Зорге шел уверенно и в то же время скромно.
— Но, господа, — подвигая Фуйико стул, успокаивал он неистовствовавшую публику, — почему такой шум? Я не могу спокойно провести свою даму к столу!
Его гости, не дожидаясь, чтобы их попросили об этом, быстро очистили место. Право Зорге спокойно посидеть с укрощенной красавицей было несомненным! Официант быстро сменил скатерть и поставил перед ними два чистых бокала. Нагао-сан открыл бутылку своего лучшего вина и, низко поклонившись, наполнил бокалы.
— Остаток вечера, — шепнул он Зорге на ухо, — прошу быть моим гостем.
— Согласен! — крикнул Рихард весело и так громко, что каждый из находившихся в зале услышал его. — Я согласен, Нагао-сан, быть вашим гостем… Но тогда разрешите и мне попросить вас наполнить бокалы всем присутствующим здесь господам за мой счет!
Не обращая внимания на доносившиеся со всех сторон радостные возгласы, он повернулся к девушке.
— Древние римляне, — говорил он ей, — правильно делали, что во время триумфального шествия ставили на золоченую колесницу раба, который стоял позади триумфатора и непрерывно шептал ему: «Помни, что смертен!»
— К сожалению, такого раба у вас нет, — быстро ответила она. — Или подобную задачу выполняет этот белый официант?
Зорге быстро обернулся.
229
Бранкович с поклоном протянул ему на маленьком подносе листок.
— Вы просили счет, господин доктор?
У Кийоми перехватило дыхание.

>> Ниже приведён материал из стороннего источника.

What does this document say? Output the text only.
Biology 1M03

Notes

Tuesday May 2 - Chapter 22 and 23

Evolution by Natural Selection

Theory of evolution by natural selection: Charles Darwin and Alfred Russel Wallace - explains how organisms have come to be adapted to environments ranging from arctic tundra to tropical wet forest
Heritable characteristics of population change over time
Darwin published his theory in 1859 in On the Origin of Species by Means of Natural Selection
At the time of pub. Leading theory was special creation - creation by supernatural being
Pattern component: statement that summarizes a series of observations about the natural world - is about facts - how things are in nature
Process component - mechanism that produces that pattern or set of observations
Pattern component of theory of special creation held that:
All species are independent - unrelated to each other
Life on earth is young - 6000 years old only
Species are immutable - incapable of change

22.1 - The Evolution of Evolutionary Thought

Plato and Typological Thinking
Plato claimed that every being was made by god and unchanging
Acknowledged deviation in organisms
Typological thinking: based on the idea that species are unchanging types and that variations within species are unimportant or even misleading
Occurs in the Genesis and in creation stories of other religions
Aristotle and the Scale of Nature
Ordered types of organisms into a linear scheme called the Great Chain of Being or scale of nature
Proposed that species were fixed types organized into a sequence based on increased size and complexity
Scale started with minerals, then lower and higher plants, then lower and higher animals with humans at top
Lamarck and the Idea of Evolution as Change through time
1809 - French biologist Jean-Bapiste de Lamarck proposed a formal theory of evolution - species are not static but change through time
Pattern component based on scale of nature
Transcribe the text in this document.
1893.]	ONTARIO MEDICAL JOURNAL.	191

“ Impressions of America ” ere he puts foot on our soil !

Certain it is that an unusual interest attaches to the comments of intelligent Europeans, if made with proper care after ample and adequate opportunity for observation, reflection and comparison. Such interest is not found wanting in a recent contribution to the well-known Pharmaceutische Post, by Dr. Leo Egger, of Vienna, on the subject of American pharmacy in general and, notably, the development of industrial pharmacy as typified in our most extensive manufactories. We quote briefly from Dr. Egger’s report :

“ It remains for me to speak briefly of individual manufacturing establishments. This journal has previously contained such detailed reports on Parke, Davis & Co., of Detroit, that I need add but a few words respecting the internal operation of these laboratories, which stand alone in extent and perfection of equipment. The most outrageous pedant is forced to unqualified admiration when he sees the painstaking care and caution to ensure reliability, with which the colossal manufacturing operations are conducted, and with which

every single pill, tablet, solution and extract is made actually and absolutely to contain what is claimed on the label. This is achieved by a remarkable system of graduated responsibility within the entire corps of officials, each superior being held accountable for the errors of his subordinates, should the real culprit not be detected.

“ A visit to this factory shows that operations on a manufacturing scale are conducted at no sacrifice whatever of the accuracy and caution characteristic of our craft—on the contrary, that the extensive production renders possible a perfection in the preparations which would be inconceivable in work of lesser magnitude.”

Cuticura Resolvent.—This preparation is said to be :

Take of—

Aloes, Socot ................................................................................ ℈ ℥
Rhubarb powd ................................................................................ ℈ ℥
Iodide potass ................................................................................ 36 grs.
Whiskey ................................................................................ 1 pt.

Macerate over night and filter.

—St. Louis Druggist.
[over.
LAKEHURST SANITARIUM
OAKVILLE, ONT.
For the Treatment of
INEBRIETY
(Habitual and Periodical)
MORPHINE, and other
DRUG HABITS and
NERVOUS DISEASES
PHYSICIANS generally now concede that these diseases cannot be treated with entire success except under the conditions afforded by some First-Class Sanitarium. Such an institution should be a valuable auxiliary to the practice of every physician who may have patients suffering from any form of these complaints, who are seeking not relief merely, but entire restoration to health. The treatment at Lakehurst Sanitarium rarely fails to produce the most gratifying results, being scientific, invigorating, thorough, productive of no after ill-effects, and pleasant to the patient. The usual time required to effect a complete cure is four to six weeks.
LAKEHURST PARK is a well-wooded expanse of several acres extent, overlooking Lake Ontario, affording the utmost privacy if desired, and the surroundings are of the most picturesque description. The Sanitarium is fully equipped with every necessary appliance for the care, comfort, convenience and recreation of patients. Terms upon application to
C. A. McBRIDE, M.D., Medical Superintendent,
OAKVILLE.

Она была уверена, что записку для Зорге, о которой говорил Одзаки, принесут сюда. Поэтому внимательно следила за каждым его движением.
— Вы уже хотите уходить, господин Зорге? — промолвила она, чтобы как-то скрыть свое волнение.
Едва взглянув на счет, лежащий на подносе, Зорге с улыбкой ответил:
— Эту ошибку я сейчас исправлю.
Достав из кармана пачку денег, он бросил ее Бранко-вичу на поднос. Деньги он считать не стал и поэтому заметил, с каким вниманием она рассматривает счет.
— Фу, как нехорошо, — шутливо упрекнул ее Зорге. — Такая воспитанная девушка и смотрит, как расплачивается ее кавалер. Но если вы коллекционируете счета, то возьмите, — он протянул ей листок. — Подарите вашему другу банкиру… Эту сумму он учтет как накладные расходы, и ему соответственно уменьшат налог.
Кийоми охватил страх: она допустила страшную ошибку! Ей не следовало бы обращать внимание на этот счет. Это, конечно, не та записка, о которой так взволнованно говорил Одзаки. Трудно также предположить, что счет — это зашифрованная записка. Ведь тогда Зорге, несомненно, уделил бы ему внимание.
Уверенность этого человека выводила ее из равновесия. Он знает, чего хочет! А что делать ей? Как вести себя дальше? Найти ответ на эти вопросы Кийоми становилось все труднее. Ей нужно играть роль танцовщицы с сомнительной репутацией и в то же время быть интеллигентной, умной женщиной, которая своими хитростями должна завести этого опасного человека в ловушку. Но где та ловушка? Как его туда заманить? Пока получается как раз наоборот! Он затягивает ее все дальше и дальше. Ей становилось страшно от той роли, которую она взяла на себя.